The Court of Justice's Judgment

The CJEU determined that Venezuela, as a subject of international law, has standing to bring an action for annulment as a legal person. Its interpretation was based on two grounds. First, the primary law of the EU—essentially its founding treaties—does not prohibit such actions. Second, if the European legislator considered that Venezuela could be the object of restrictive measures, it must also acknowledge that it may challenge them. The rule of law is one of the EU's founding values; hence, access to EU courts cannot be made subject to a condition of reciprocity. 

For this reason, the Court of Justice, following the opinion of AG Hogan, declared admissible the appeal of Venezuela and set aside the previous judgment of the General Court. The CJEU recognized that Venezuela has an interest in bringing proceedings because the prohibitions contained in Regulation 2017/2063 are liable to harm its economic interest.[12] Second, it ruled that the prohibitions laid down by the provisions of Regulation 2017/2063 apply without leaving any discretion to the addresses responsible for implementing them.[13] As a result, it considered that the conditions to launch an action of annulment were fulfilled. However, the case is not over, as it has now been referred back to the General Court for judgment on the merits.
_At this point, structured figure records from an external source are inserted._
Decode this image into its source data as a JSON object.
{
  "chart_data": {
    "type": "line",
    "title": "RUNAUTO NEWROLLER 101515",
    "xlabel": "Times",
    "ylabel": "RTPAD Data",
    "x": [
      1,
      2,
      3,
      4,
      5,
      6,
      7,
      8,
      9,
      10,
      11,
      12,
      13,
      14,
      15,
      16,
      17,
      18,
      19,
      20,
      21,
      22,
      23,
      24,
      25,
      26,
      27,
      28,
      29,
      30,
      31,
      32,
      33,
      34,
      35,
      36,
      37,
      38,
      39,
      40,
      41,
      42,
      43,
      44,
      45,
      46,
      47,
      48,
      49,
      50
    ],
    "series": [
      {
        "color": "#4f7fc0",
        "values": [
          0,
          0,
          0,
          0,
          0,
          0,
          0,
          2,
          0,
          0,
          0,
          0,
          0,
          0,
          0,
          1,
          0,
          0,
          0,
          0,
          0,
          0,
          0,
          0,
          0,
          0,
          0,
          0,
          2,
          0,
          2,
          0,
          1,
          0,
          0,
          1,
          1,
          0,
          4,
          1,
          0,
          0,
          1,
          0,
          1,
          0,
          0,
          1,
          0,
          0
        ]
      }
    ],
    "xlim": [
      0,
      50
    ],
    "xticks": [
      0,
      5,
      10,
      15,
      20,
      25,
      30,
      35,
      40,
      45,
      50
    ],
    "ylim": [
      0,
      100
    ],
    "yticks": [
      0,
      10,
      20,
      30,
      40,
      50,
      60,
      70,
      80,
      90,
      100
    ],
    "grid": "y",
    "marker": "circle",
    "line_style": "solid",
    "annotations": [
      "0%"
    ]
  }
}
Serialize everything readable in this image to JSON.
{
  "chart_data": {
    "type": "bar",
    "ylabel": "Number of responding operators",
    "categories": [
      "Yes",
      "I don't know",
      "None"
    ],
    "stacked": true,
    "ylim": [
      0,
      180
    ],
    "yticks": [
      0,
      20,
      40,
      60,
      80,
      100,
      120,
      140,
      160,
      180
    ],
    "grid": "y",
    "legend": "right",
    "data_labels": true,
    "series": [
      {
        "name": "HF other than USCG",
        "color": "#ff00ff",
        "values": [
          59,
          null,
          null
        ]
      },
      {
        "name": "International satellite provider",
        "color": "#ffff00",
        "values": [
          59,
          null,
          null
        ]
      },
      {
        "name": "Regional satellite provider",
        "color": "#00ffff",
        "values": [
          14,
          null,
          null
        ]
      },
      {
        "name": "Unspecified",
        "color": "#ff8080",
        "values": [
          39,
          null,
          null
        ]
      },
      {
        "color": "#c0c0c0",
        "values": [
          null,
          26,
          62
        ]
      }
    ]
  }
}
The question of standing in Venezuela v. Council constitutes a significant development in international law. On the one hand, the Court of Justice equated states outside the EU to legal persons under article 263 TFEU.[14] Moreover, given the potential ramifications of its ruling, the decision suggests that the CJEU aspires to become a new World Court with judicial powers similar to the ICJ. In theory, third countries could now resolve their disputes with the EU before the CJEU instead of resorting to an international dispute resolution mechanism. Some authors have correctly identified the extraterritorial influence of EU law as the so-called "Brussels effect.[15] With this ruling, one might also now speak of a "Luxembourg effect" to describe the CJEU's role in enhancing both the global reach of EU law and the influence of its judgments on international law. 


About the author: Francisco Hernández Fernández (francisco.hernandez@graduateinstitute.ch) holds an LL.M. in European Union Law and Litigation from the University of Luxembourg. He is currently a master's candidate of international law at the Graduate Institute Geneva.


[1] This issue will be addressed in the pending case before the ICJ. Case: Certain Iranian Assets (Islamic Republic of Iran v. United States of America), https://www.icj-cij.org/en/case/164.

[2] Tamás Szabados, Economic Sanctions in EU Private International Law 17 (2020); Joined Cases C-402/05 and C-415/05, C and P, ECLI:EU:C:2008:461, ¶¶ 280–286 (Sept. 3, 2008).

[3] Case T-65/18, ECLI:EU:T:2019:649, ¶ 32 (Sept. 20, 2019).

[4] Id. ¶ 43.

[5] The Court of Justice currently consists of 11 Advocates General and 27 judges (one from each member state). The role of an Advocate General is to deliver impartial and independent opinions in cases that raise new points of law. Their opinions are not legally binding on the Court, but they provide valuable assistance in the analysis of cases, particularly as CJEU judges must achieve consensus. They do not have the right to write dissenting opinions.

[6] Case C-872/19 P, Opinion of Advocate General Hogan, ECLI:EU:C:2021:37, ¶ 64 (Jan. 20, 2021).

[7] Case T‑246/19, ECLI:EU:T:2020:415, ¶ 51 (Sept. 10, 2020).

[8] Case T-257/04, ECLI:EU:T:2009:182, ¶ 51 (June 10, 2009).

[9] Case C-872/19 P, supra note 6, ¶ 41.

[10] Case C-872/19 P, ECLI:EU:C:2021:507, ¶ 27 (June 22, 2021).

[11] Id. ¶ 38.

[12] Id. ¶ 83.

[13] Id. ¶ 90.

[14] Id. ¶ 53.

[15]Anu Bradford, The Brussels Effect: How the European Union Rules the World (2020).